In the studies reported in the paper, the team used a sonicator, which uses high-intensity sound waves, to mix the oxygen and lipids together.
The process traps oxygen gas inside particles averaging two to four micrometers in size (not visible without a microscope). The resulting solution, with oxygen gas making up 70 per cent of the volume, mixed efficiently with human blood.
‘One of the keys to the success of the project was the ability to administer a concentrated amount of oxygen gas in a small amount of liquid,’ Kheir said. ‘The suspension carries three to four times the oxygen content of our own red blood cells.’
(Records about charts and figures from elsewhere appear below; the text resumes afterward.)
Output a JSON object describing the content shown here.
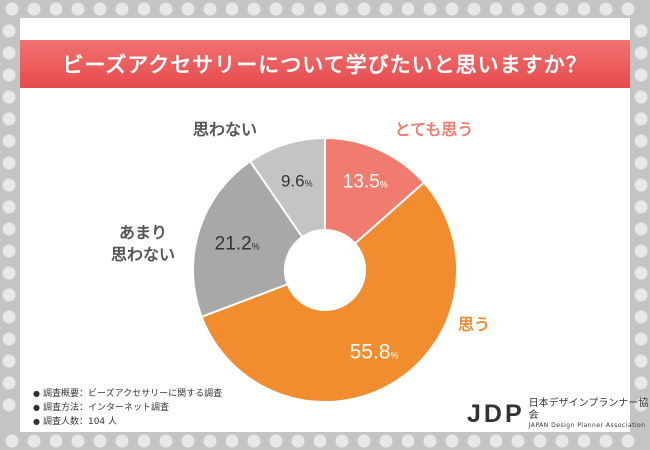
{
  "header": {
    "title": "ビーズアクセサリーについて学びたいと思いますか？"
  },
  "chart_data": {
    "type": "pie",
    "title": "ビーズアクセサリーについて学びたいと思いますか？",
    "unit": "%",
    "categories": [
      "とても思う",
      "思う",
      "あまり思わない",
      "思わない"
    ],
    "values": [
      13.5,
      55.8,
      21.2,
      9.6
    ],
    "value_labels": [
      "13.5",
      "55.8",
      "21.2",
      "9.6"
    ],
    "label_lines": [
      [
        "とても思う"
      ],
      [
        "思う"
      ],
      [
        "あまり",
        "思わない"
      ],
      [
        "思わない"
      ]
    ],
    "colors": [
      "#ef7c6e",
      "#f18c2f",
      "#a8a8a8",
      "#c4c4c4"
    ]
  },
  "notes": [
    "調査概要：ビーズアクセサリーに関する調査",
    "調査方法：インターネット調査",
    "調査人数：104 人"
  ],
  "logo": {
    "mark": "JDP",
    "name": "日本デザインプランナー協会",
    "english": "JAPAN Design Planner Association"
  }
}
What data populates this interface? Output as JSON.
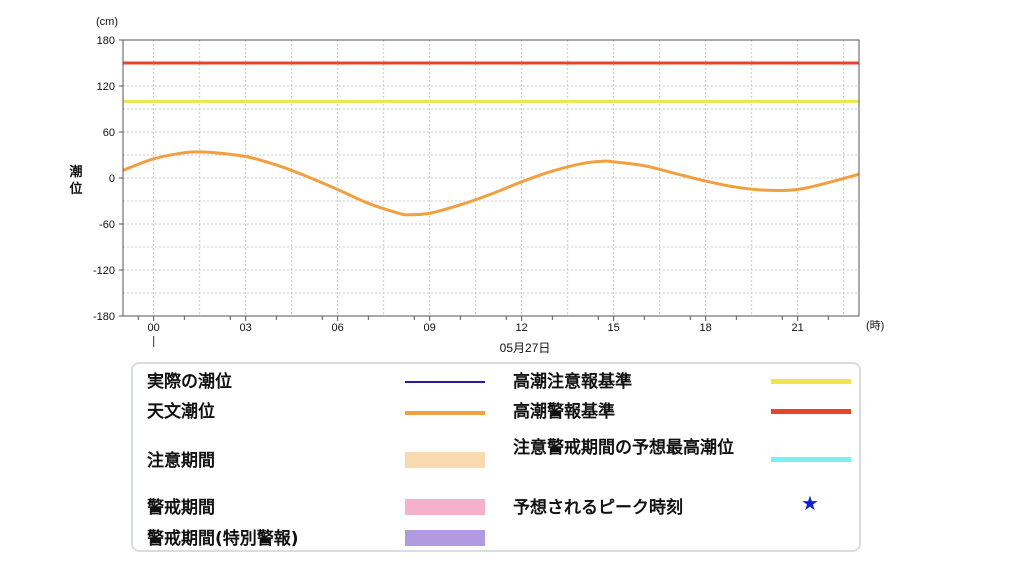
{
  "chart_data": {
    "type": "line",
    "ylabel": "潮位",
    "yunit": "(cm)",
    "xunit": "(時)",
    "date_label": "05月27日",
    "ylim": [
      -180,
      180
    ],
    "yticks": [
      "180",
      "120",
      "60",
      "0",
      "-60",
      "-120",
      "-180"
    ],
    "ytick_values": [
      180,
      120,
      60,
      0,
      -60,
      -120,
      -180
    ],
    "xlim": [
      -1,
      23
    ],
    "xticks": [
      "00",
      "03",
      "06",
      "09",
      "12",
      "15",
      "18",
      "21"
    ],
    "xtick_values": [
      0,
      3,
      6,
      9,
      12,
      15,
      18,
      21
    ],
    "grid": true,
    "series": [
      {
        "name": "天文潮位",
        "color": "#f0a040",
        "x": [
          -1,
          0,
          1,
          1.5,
          2,
          3,
          4,
          5,
          6,
          7,
          8,
          8.3,
          9,
          10,
          11,
          12,
          13,
          14,
          14.7,
          15,
          16,
          17,
          18,
          19,
          20,
          21,
          22,
          23
        ],
        "y": [
          10,
          25,
          33,
          34,
          33,
          28,
          17,
          2,
          -15,
          -33,
          -46,
          -48,
          -46,
          -35,
          -21,
          -5,
          9,
          19,
          22,
          21,
          16,
          6,
          -4,
          -12,
          -16,
          -15,
          -6,
          5
        ]
      },
      {
        "name": "高潮注意報基準",
        "color": "#f2e34a",
        "constant": 100
      },
      {
        "name": "高潮警報基準",
        "color": "#e8432e",
        "constant": 150
      }
    ]
  },
  "legend": {
    "items": [
      {
        "label": "実際の潮位",
        "color": "#2a1a9a",
        "kind": "line"
      },
      {
        "label": "天文潮位",
        "color": "#f0a040",
        "kind": "line"
      },
      {
        "label": "注意期間",
        "color": "#f8d9b0",
        "kind": "band"
      },
      {
        "label": "警戒期間",
        "color": "#f5b0cc",
        "kind": "band"
      },
      {
        "label": "警戒期間(特別警報)",
        "color": "#b29ae0",
        "kind": "band"
      },
      {
        "label": "高潮注意報基準",
        "color": "#f2e34a",
        "kind": "line"
      },
      {
        "label": "高潮警報基準",
        "color": "#e8432e",
        "kind": "line"
      },
      {
        "label": "注意警戒期間の予想最高潮位",
        "color": "#7af0f5",
        "kind": "line"
      },
      {
        "label": "予想されるピーク時刻",
        "color": "#1020d0",
        "kind": "star",
        "symbol": "★"
      }
    ]
  }
}
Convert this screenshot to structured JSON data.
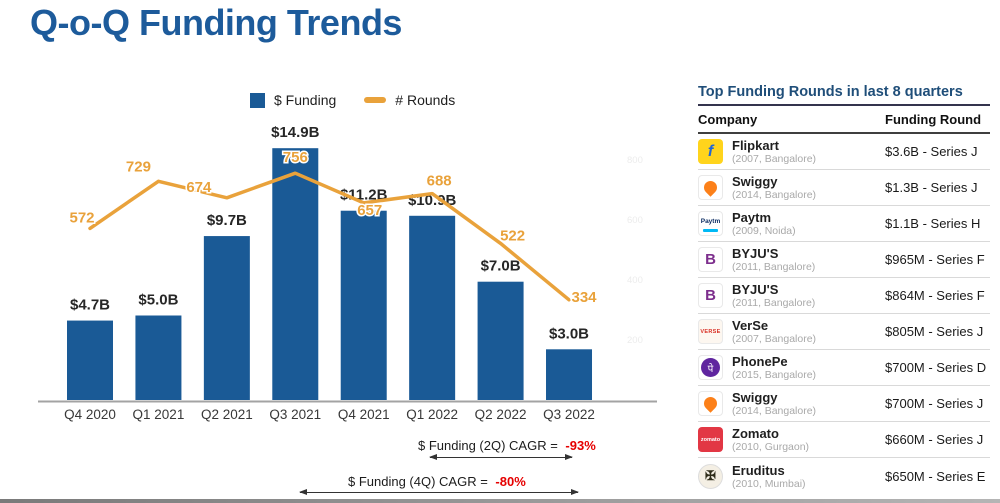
{
  "page": {
    "title": "Q-o-Q Funding Trends"
  },
  "colors": {
    "title_blue": "#1d5b9b",
    "bar_blue": "#1a5a96",
    "line_orange": "#e9a23b",
    "negative_red": "#e60000",
    "table_title_blue": "#1f4e79"
  },
  "chart_data": {
    "type": "bar",
    "categories": [
      "Q4 2020",
      "Q1 2021",
      "Q2 2021",
      "Q3 2021",
      "Q4 2021",
      "Q1 2022",
      "Q2 2022",
      "Q3 2022"
    ],
    "series": [
      {
        "name": "$ Funding",
        "type": "bar",
        "color": "#1a5a96",
        "unit": "USD billions",
        "values": [
          4.7,
          5.0,
          9.7,
          14.9,
          11.2,
          10.9,
          7.0,
          3.0
        ],
        "labels": [
          "$4.7B",
          "$5.0B",
          "$9.7B",
          "$14.9B",
          "$11.2B",
          "$10.9B",
          "$7.0B",
          "$3.0B"
        ]
      },
      {
        "name": "# Rounds",
        "type": "line",
        "color": "#e9a23b",
        "values": [
          572,
          729,
          674,
          756,
          657,
          688,
          522,
          334
        ],
        "labels": [
          "572",
          "729",
          "674",
          "756",
          "657",
          "688",
          "522",
          "334"
        ]
      }
    ],
    "legend": [
      {
        "label": "$ Funding",
        "swatch": "square",
        "color": "#1a5a96"
      },
      {
        "label": "# Rounds",
        "swatch": "dash",
        "color": "#e9a23b"
      }
    ],
    "funding_axis_max": 16,
    "rounds_axis_max": 800,
    "secondary_axis_ticks": [
      "800",
      "600",
      "400",
      "200"
    ],
    "grid": "off",
    "legend_position": "top",
    "annotations": [
      {
        "text": "$ Funding (2Q) CAGR = ",
        "value": "-93%",
        "span": "Q1 2022 to Q3 2022"
      },
      {
        "text": "$ Funding (4Q) CAGR = ",
        "value": "-80%",
        "span": "Q3 2021 to Q3 2022"
      }
    ]
  },
  "table": {
    "title": "Top Funding Rounds in last 8 quarters",
    "columns": [
      "Company",
      "Funding Round"
    ],
    "rows": [
      {
        "company": "Flipkart",
        "details": "(2007, Bangalore)",
        "round": "$3.6B - Series J",
        "icon": {
          "name": "flipkart-logo",
          "glyph": "f"
        }
      },
      {
        "company": "Swiggy",
        "details": "(2014, Bangalore)",
        "round": "$1.3B - Series J",
        "icon": {
          "name": "swiggy-logo",
          "glyph": ""
        }
      },
      {
        "company": "Paytm",
        "details": "(2009, Noida)",
        "round": "$1.1B - Series H",
        "icon": {
          "name": "paytm-logo",
          "glyph": "Paytm"
        }
      },
      {
        "company": "BYJU'S",
        "details": "(2011, Bangalore)",
        "round": "$965M - Series F",
        "icon": {
          "name": "byjus-logo",
          "glyph": "B"
        }
      },
      {
        "company": "BYJU'S",
        "details": "(2011, Bangalore)",
        "round": "$864M - Series F",
        "icon": {
          "name": "byjus-logo",
          "glyph": "B"
        }
      },
      {
        "company": "VerSe",
        "details": "(2007, Bangalore)",
        "round": "$805M - Series J",
        "icon": {
          "name": "verse-logo",
          "glyph": "VERSE"
        }
      },
      {
        "company": "PhonePe",
        "details": "(2015, Bangalore)",
        "round": "$700M - Series D",
        "icon": {
          "name": "phonepe-logo",
          "glyph": "पे"
        }
      },
      {
        "company": "Swiggy",
        "details": "(2014, Bangalore)",
        "round": "$700M - Series J",
        "icon": {
          "name": "swiggy-logo",
          "glyph": ""
        }
      },
      {
        "company": "Zomato",
        "details": "(2010, Gurgaon)",
        "round": "$660M - Series J",
        "icon": {
          "name": "zomato-logo",
          "glyph": "zomato"
        }
      },
      {
        "company": "Eruditus",
        "details": "(2010, Mumbai)",
        "round": "$650M - Series E",
        "icon": {
          "name": "eruditus-logo",
          "glyph": "✠"
        }
      }
    ]
  }
}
Intravenous administration of oxygen gas was tried in the early 1900s, but these attempts failed to oxygenate the blood and often caused dangerous gas embolisms.
‘We have engineered around this problem by packaging the gas into small, deformable particles,’ Kheir said. ‘They dramatically increase the surface area for gas exchange and are able to squeeze through capillaries where free gas would get stuck.’